On our way home from the grocery store the other night, Rob and I walked past a Thai restaurant in our neighborhood and it reminded me of a bad day I had in July. Rice noodles in savory beef broth or topped with peanut sauce and bean sprouts are sort of my comfort food, so whenever I'm sad or upset (or just hungry), you can usually find me ordering Pad Thai takeout (or a big huge bowl of pho). We got food from there once but haven't been back, even though it's within walking distance.
As we walked down the street, grocery bags in hand on our way home together, that restaurant on the corner said hey, you live here in a way that nothing else really has so far here in Charlotte.

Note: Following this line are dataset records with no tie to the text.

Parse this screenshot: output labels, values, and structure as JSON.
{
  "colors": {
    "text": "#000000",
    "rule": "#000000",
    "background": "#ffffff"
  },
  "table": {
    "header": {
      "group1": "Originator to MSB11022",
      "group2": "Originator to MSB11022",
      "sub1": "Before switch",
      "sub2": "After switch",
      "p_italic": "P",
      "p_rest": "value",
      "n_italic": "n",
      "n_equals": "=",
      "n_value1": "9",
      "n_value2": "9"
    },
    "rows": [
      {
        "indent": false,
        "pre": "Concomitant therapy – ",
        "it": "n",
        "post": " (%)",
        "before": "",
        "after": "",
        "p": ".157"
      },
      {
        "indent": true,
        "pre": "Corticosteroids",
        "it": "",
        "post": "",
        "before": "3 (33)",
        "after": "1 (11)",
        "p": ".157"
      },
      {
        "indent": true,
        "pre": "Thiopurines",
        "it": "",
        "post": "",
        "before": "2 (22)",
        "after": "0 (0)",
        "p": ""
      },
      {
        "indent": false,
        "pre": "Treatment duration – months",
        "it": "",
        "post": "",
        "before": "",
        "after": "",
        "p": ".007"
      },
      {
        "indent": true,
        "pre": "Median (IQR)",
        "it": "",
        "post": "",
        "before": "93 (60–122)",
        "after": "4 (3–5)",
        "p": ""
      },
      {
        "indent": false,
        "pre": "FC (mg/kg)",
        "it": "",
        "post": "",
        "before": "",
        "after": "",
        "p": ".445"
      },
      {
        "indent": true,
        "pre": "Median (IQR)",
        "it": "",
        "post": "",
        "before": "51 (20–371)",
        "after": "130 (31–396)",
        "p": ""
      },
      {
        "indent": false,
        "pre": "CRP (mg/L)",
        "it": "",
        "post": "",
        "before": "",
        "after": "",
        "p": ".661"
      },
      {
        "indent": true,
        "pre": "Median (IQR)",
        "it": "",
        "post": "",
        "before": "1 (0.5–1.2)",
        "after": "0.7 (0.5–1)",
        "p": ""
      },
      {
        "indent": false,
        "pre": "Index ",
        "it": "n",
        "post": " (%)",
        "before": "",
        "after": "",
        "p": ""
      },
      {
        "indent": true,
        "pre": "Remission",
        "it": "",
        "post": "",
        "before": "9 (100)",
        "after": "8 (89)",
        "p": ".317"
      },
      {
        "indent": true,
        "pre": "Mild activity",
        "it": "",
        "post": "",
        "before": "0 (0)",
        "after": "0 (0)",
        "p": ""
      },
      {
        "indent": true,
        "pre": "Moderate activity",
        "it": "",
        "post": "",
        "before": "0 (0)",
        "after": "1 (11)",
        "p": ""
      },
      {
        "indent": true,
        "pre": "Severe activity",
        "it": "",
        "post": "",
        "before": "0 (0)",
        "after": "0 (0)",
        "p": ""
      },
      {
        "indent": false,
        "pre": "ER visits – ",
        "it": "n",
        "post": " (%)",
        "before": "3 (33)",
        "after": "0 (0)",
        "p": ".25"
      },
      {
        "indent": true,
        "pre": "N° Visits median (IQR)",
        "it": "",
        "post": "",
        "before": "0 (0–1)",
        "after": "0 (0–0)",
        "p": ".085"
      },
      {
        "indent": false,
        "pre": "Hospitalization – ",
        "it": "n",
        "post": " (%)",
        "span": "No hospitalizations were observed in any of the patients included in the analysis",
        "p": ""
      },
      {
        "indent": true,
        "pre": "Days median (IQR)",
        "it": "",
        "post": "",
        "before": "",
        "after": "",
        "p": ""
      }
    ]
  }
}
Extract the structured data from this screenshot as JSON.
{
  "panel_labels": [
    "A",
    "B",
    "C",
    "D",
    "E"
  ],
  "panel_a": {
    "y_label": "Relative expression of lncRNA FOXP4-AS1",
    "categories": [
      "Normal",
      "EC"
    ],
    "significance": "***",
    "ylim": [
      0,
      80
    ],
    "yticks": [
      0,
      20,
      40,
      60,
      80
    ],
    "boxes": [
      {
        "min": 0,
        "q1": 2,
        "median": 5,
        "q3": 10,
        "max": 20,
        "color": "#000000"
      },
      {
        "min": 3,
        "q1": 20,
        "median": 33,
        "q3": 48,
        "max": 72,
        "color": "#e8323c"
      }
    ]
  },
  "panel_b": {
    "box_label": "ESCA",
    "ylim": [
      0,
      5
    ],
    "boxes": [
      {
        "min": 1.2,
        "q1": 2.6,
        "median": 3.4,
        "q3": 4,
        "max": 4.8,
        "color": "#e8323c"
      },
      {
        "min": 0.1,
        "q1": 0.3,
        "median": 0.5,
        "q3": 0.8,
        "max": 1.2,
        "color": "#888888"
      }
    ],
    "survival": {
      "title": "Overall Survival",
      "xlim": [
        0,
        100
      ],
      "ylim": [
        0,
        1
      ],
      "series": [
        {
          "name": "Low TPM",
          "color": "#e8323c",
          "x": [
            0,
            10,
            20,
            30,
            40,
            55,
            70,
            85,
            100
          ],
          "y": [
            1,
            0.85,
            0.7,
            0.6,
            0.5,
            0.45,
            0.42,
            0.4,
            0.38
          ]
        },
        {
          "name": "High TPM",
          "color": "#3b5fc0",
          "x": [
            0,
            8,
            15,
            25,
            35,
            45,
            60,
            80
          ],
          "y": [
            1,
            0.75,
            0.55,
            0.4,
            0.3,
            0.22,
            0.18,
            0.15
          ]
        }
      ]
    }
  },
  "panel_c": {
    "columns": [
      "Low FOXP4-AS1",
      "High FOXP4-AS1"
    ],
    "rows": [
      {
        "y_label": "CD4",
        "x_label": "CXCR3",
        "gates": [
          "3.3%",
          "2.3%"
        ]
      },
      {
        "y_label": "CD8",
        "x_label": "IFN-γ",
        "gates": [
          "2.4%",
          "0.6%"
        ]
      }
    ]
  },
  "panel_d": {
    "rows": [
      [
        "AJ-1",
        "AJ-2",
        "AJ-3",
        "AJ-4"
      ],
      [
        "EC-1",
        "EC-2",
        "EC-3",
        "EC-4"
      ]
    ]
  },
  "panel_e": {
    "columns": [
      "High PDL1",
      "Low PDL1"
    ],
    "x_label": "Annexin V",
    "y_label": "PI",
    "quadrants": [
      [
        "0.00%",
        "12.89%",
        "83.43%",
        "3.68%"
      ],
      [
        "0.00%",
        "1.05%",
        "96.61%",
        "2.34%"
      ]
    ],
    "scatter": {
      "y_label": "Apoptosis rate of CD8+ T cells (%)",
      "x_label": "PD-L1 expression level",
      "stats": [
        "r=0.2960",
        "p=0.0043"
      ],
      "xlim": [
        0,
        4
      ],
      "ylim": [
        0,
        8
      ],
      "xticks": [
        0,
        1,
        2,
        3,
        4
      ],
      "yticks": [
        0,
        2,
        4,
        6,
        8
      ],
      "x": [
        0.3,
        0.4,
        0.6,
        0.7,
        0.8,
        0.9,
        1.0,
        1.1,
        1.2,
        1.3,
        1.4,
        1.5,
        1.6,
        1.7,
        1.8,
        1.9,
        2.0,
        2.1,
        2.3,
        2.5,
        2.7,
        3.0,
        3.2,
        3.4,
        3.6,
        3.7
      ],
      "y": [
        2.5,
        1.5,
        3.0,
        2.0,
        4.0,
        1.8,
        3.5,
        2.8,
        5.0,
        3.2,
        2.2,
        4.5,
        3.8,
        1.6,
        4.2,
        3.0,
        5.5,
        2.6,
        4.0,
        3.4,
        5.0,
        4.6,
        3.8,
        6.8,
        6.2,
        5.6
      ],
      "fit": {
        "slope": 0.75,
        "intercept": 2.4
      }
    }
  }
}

In July, Rob was already working here during the week and I was in Minneapolis packing up our stuff. He'd come home on the weekends and we'd do all of the things we used to do when he lived there and I was the one visiting--Modern Times breakfasts and happy hours at Chino Latino and visits to kooky bookstores with almond milk lattes in hand. It was fun and it felt like vacation and one weekend he stayed and I came to Charlotte for the week, where we stayed at the Residence Inn he had been living out of. One night I felt overwhelmed and anxious, so we picked up two orders of Pad Thai and ate them in bed at our hotel while we watched whatever was on TV. I never felt like I lived somewhere less than at that moment, crying into my Styrofoam container of not-spicy-enough noodles.
We always said we were going to stay in Charlotte and I think we will, which is why we haven't yet put much effort into getting to know it. There's no rush like there was in Minneapolis, where we spent only a year and a half combined. Rob was there for six months alone and then I joined him from August to August and we went to museums and concerts and as many restaurants as possible. We saw lakes and walked around Minnehaha Falls. We went to Wisconsin twice and drove to Chicago once and felt very much a part of the Midwest. And we ate the best Pad Thai from a little hole-in-the-wall place down the street from our apartment on a regular basis.
I look back on Minneapolis as this dreamy little pocket of time in our lives where the climate was extreme and most of the time we felt like we were living in a different world more than just a different state. We planned our wedding and got married and came home from our honeymoon to our first married summer and it was the best. I packed up our apartment and thought man, this is going to be hard to top.
But Charlotte is where we will celebrate our first married anniversary, and where we get a dog, and it's where we hang things on the wall without worrying about having to take it all down in eight months and fill the holes with that pink caulk that turns white when it dries. It might even be where we have children. We wake up and live regular days and we meet for lunch or coffee and we take the train and we walk everywhere and on the weekends we sleep in and I make eggs and we don't always go out much but our apartment really feels like home.
I think it was a literary criticism class where we talked a bit about vertical moments in stories; how books need horizontal ones as well--not just action, but quiet passages, too--and that's so true, isn't it? Because so much of life happens in the in-between. Even if it isn't snowing, and even if the Pad Thai you get one day when you're sad isn't that good.
So we walk to the grocery store and on our way home we quietly pass that Thai restaurant on the corner and I think hey, I live here and it's good.